Previous claims that Neanderthals were a hominin species with notably stressful and dangerous lives stemmed from studies that compared their remains to the remains of more recently alive Homo sapiens. But now, German scientists from the University of Tübingen take a different approach: In the new paper, they compare the frequency of Neanderthal traumatic injuries to the frequency of injuries attained by Upper Palaeolithic anatomically modern humans. This latter group shared similar environments with the Neanderthals and lived a similar hunter-gatherer lifestyle — making them a more suitable comparison group.
In the end, the researchers determined from the 80,000- to 20,000-year-old specimens that Neanderthals and Upper Paleolithic Homo sapiens exhibited similar overall incidences of cranial trauma. In an accompanying commentary published in Nature, paleoanthropologist Marta Mirazón, Ph.D., who was not a part of this study, writes that this finding implies that “Neanderthal trauma does not require its own special explanation, and that risk and danger were as much as part of the life of Neanderthals as they were of our own evolutionary past.”
More simply, it was just an extremely dangerous time to be alive. Patricia Kramer, Ph.D., a University of Washington anthropology professor who studies Neanderthal anatomy, told Inverse via email that while she’s not surprised that Neanderthals have similar injury patterns to modern humans of their time, knowing that as a fact adds to our overall understanding of our close relatives.
“The subsistence and mobility patterns of people living tens of thousands of years ago are different from today, so the comparison of Neanderthal behavior to ‘us’ has always been a problem,” Kramer, who was not a part of the new study, explains. “I think that as our understanding of the past matures, we realize that the distinctions we make among groups of humans are, in fact, less important and ‘real’ than we think that they are.”

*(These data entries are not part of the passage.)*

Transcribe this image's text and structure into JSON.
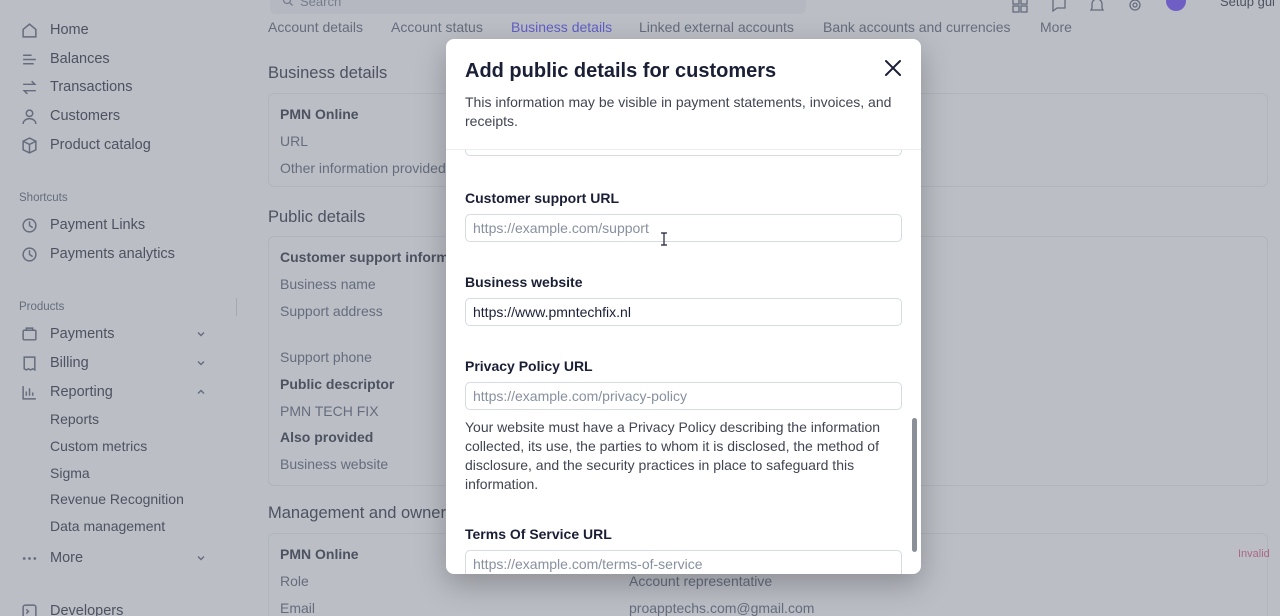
{
  "sidebar": {
    "main_items": [
      {
        "label": "Home",
        "icon": "home-icon"
      },
      {
        "label": "Balances",
        "icon": "balances-icon"
      },
      {
        "label": "Transactions",
        "icon": "transactions-icon"
      },
      {
        "label": "Customers",
        "icon": "customers-icon"
      },
      {
        "label": "Product catalog",
        "icon": "product-catalog-icon"
      }
    ],
    "shortcuts_label": "Shortcuts",
    "shortcuts": [
      {
        "label": "Payment Links",
        "icon": "clock-icon"
      },
      {
        "label": "Payments analytics",
        "icon": "clock-icon"
      }
    ],
    "products_label": "Products",
    "products": [
      {
        "label": "Payments",
        "icon": "payments-icon"
      },
      {
        "label": "Billing",
        "icon": "billing-icon"
      },
      {
        "label": "Reporting",
        "icon": "reporting-icon"
      }
    ],
    "reporting_sub": [
      "Reports",
      "Custom metrics",
      "Sigma",
      "Revenue Recognition",
      "Data management"
    ],
    "more_label": "More",
    "developers_label": "Developers"
  },
  "topbar": {
    "search_placeholder": "Search",
    "setup_label": "Setup gui"
  },
  "tabs": [
    {
      "label": "Account details",
      "active": false
    },
    {
      "label": "Account status",
      "active": false
    },
    {
      "label": "Business details",
      "active": true
    },
    {
      "label": "Linked external accounts",
      "active": false
    },
    {
      "label": "Bank accounts and currencies",
      "active": false
    },
    {
      "label": "More",
      "active": false
    }
  ],
  "background": {
    "business_details_heading": "Business details",
    "business_card": {
      "name": "PMN Online",
      "url_label": "URL",
      "other_info_label": "Other information provided"
    },
    "public_details_heading": "Public details",
    "public_card": {
      "support_info": "Customer support informa",
      "business_name": "Business name",
      "support_address": "Support address",
      "support_phone": "Support phone",
      "public_descriptor_label": "Public descriptor",
      "public_descriptor_value": "PMN TECH FIX",
      "also_provided_label": "Also provided",
      "business_website": "Business website"
    },
    "management_heading": "Management and owners",
    "management_card": {
      "name": "PMN Online",
      "role_label": "Role",
      "role_value": "Account representative",
      "email_label": "Email",
      "email_value": "proapptechs.com@gmail.com",
      "invalid_badge": "Invalid"
    }
  },
  "modal": {
    "title": "Add public details for customers",
    "description": "This information may be visible in payment statements, invoices, and receipts.",
    "fields": {
      "support_url": {
        "label": "Customer support URL",
        "value": "",
        "placeholder": "https://example.com/support"
      },
      "website": {
        "label": "Business website",
        "value": "https://www.pmntechfix.nl",
        "placeholder": ""
      },
      "privacy": {
        "label": "Privacy Policy URL",
        "value": "",
        "placeholder": "https://example.com/privacy-policy",
        "help": "Your website must have a Privacy Policy describing the information collected, its use, the parties to whom it is disclosed, the method of disclosure, and the security practices in place to safeguard this information."
      },
      "terms": {
        "label": "Terms Of Service URL",
        "value": "",
        "placeholder": "https://example.com/terms-of-service"
      }
    }
  },
  "colors": {
    "accent": "#635bff",
    "overlay": "#5c6474",
    "text": "#414552"
  }
}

In this study — which Kramer describes as a “rigorous statistical comparison” — the team assessed published descriptions of Neanderthal and modern human fossil skulls found in Eurasia. They analyzed data for 114 Neanderthal skulls and 90 Homo sapiens skulls and pinpointed nine Neanderthal specimens and 12 ancient human specimens with head injuries. For each specimen, the scientists recorded the individual’s taxon, their trauma, their sex, their age when they died, and where they were found.
Statistical models that incorporated all of this data revealed that skull injuries affected an average of 4 to 33 percent of Neanderthals and 2 to 34 percent of ancient humans — evidence that the related groups were similarly likely to experience head injuries, whether at the hands of a foe, predator, or accident.
Some differences did pop up, though: There was a significantly higher prevalence of trauma in males compared to females across both groups, and the more complete skeletal fragments showed more signs of injury. The scientists also noticed that young Neanderthals (those 30 or younger) were overrepresented in the trauma group and were more likely to die while still young. This wasn’t true for the Upper Palaeolithic humans, causing the researchers to hypothesize that young humans either were injured less or had better survival rates:
Possible explanations for these patterns include cultural or individual differences in injury proneness and healing, and different long-term consequences of healed trauma, resulting from (for example) difference in injury severity or differential treatment of the injured — which did not, however, affect the overall prevalence of trauma.
This research, as Mirazón writes, doesn’t invalidate previous estimates of Neanderthal injuries — it simply, and importantly, points out that Neanderthals were not unique in their trauma. The era itself was merciless, and all humans were left to deal with life’s oppositions.